Chatfeild-Roberts has managed funds of funds since the late 1990s. According to FE Analytics, he has returned 118.46 per cent over 10 years, beating his peer group composite by close to 40 percentage points in the process.

Performance of manager vs peer group composite over 10yrs



Source: FE Analytics 

Along with FE Alpha Managers Peter Lawery and Algy Smith-Maxwell, Chatfeild-Roberts runs more than £9bn across the Jupiter Merlin range.


Cedric de Fonclare: “Europe should bounce back this year”

European equities had a tough 2014 as concerns about falling inflation and weak economic growth weighed on markets.

However, Cedric de Fonclare – whose £900m Jupiter European Special Situations fund has comfortably outperformed both its sector and benchmark since he took charge nearly 10 years ago – expects the ECB to step in and provide even more stimulus to stave of deflation and drive growth which will, in turn, boost the market.

Performance of fund vs sector and index since July 2005



Source: FE Analytics


“In an environment of low economic growth in Europe, we are seeing increased speculation that quantitative easing will be employed in the fight against deflation and euro strength,” de Fonclare (pictured) said.

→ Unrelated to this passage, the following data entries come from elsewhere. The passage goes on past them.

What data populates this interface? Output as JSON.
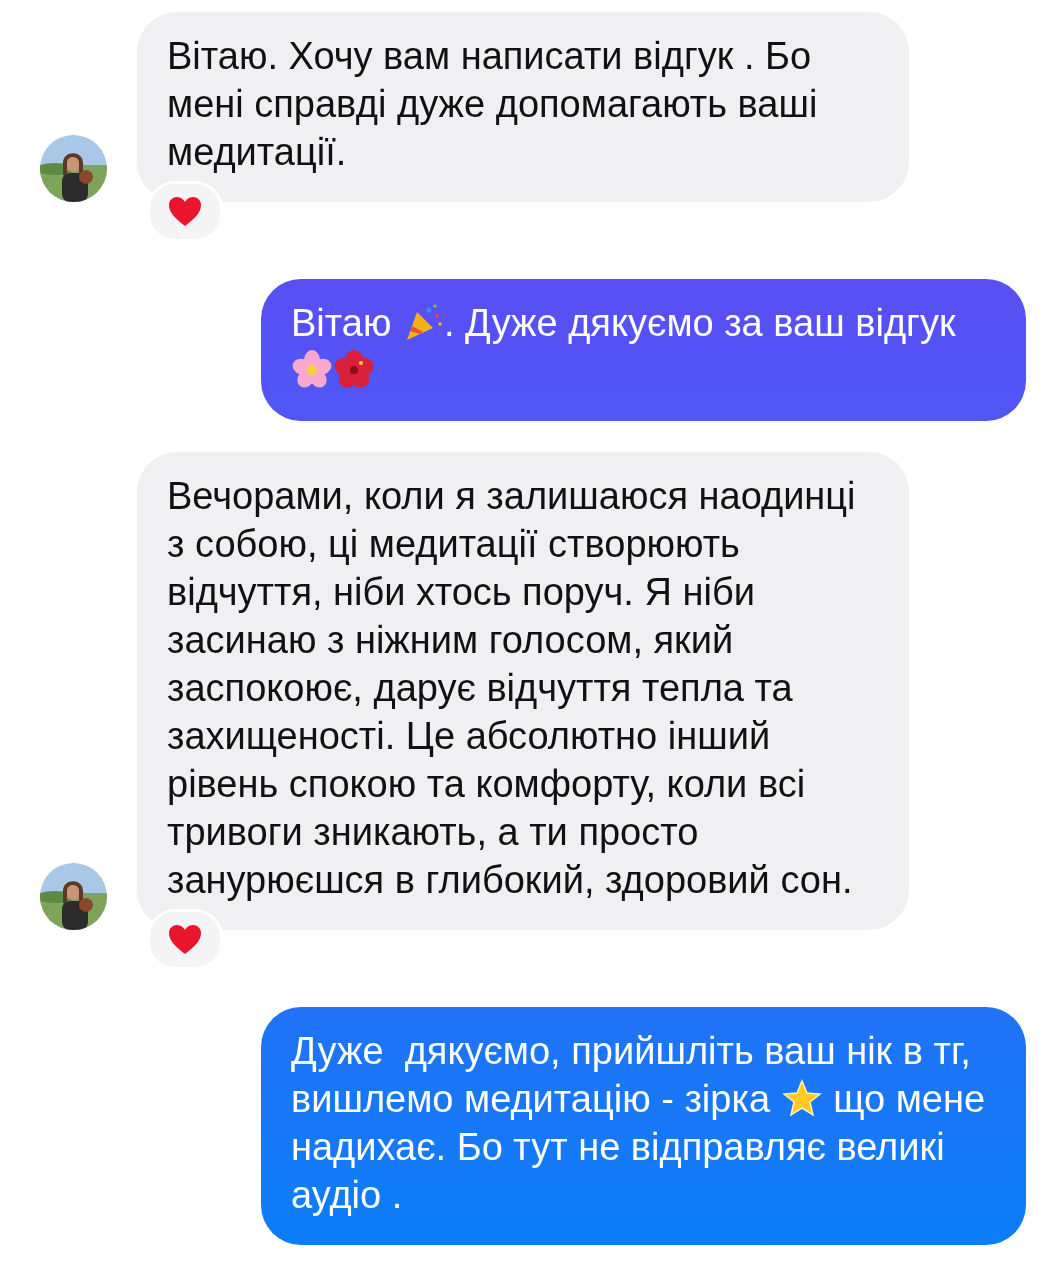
{
  "messages": [
    {
      "kind": "incoming",
      "avatar": true,
      "reacted": true,
      "parts": [
        {
          "kind": "text",
          "text": "Вітаю. Хочу вам написати відгук . Бо мені справді дуже допомагають ваші медитації."
        }
      ]
    },
    {
      "kind": "outgoing",
      "parts": [
        {
          "kind": "text",
          "text": "Вітаю "
        },
        {
          "kind": "popper"
        },
        {
          "kind": "text",
          "text": ". Дуже дякуємо за ваш відгук "
        },
        {
          "kind": "blossom"
        },
        {
          "kind": "hibiscus"
        }
      ]
    },
    {
      "kind": "incoming",
      "avatar": true,
      "reacted": true,
      "parts": [
        {
          "kind": "text",
          "text": "Вечорами, коли я залишаюся наодинці з собою, ці медитації створюють відчуття, ніби хтось поруч. Я ніби засинаю з ніжним голосом, який заспокоює, дарує відчуття тепла та захищеності. Це абсолютно інший рівень спокою та комфорту, коли всі тривоги зникають, а ти просто занурюєшся в глибокий, здоровий сон."
        }
      ]
    },
    {
      "kind": "outgoing",
      "parts": [
        {
          "kind": "text",
          "text": "Дуже  дякуємо, прийшліть ваш нік в тг, вишлемо медитацію - зірка "
        },
        {
          "kind": "star"
        },
        {
          "kind": "text",
          "text": " що мене надихає. Бо тут не відправляє великі аудіо ."
        }
      ]
    }
  ]
}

“Nobody knows how much stimulus there will be, precisely when the central bank will act, or even if it will have the desired effect on the European economy. What does seem clear to us, however, is that it should be supportive for equity markets and should help maintain downward pressure on the euro.”

“With this in mind, we continue to weight our portfolio toward companies with international sales and diversified end-markets.”

However, while the manager is undoubtedly positive on European equities, he is not getting carried away as he says there are still risks on the horizon.

"Following the rerating that took place in 2013, share prices have in 2014 depended mostly on earnings growth and we believe this trend is likely to continue,” he said.

“We continue to seek companies with pricing power and the ability to outgrow the underlying economy. We do, however, remain mindful of valuations, deploying our cash gradually and only where we can identify attractive entry points.”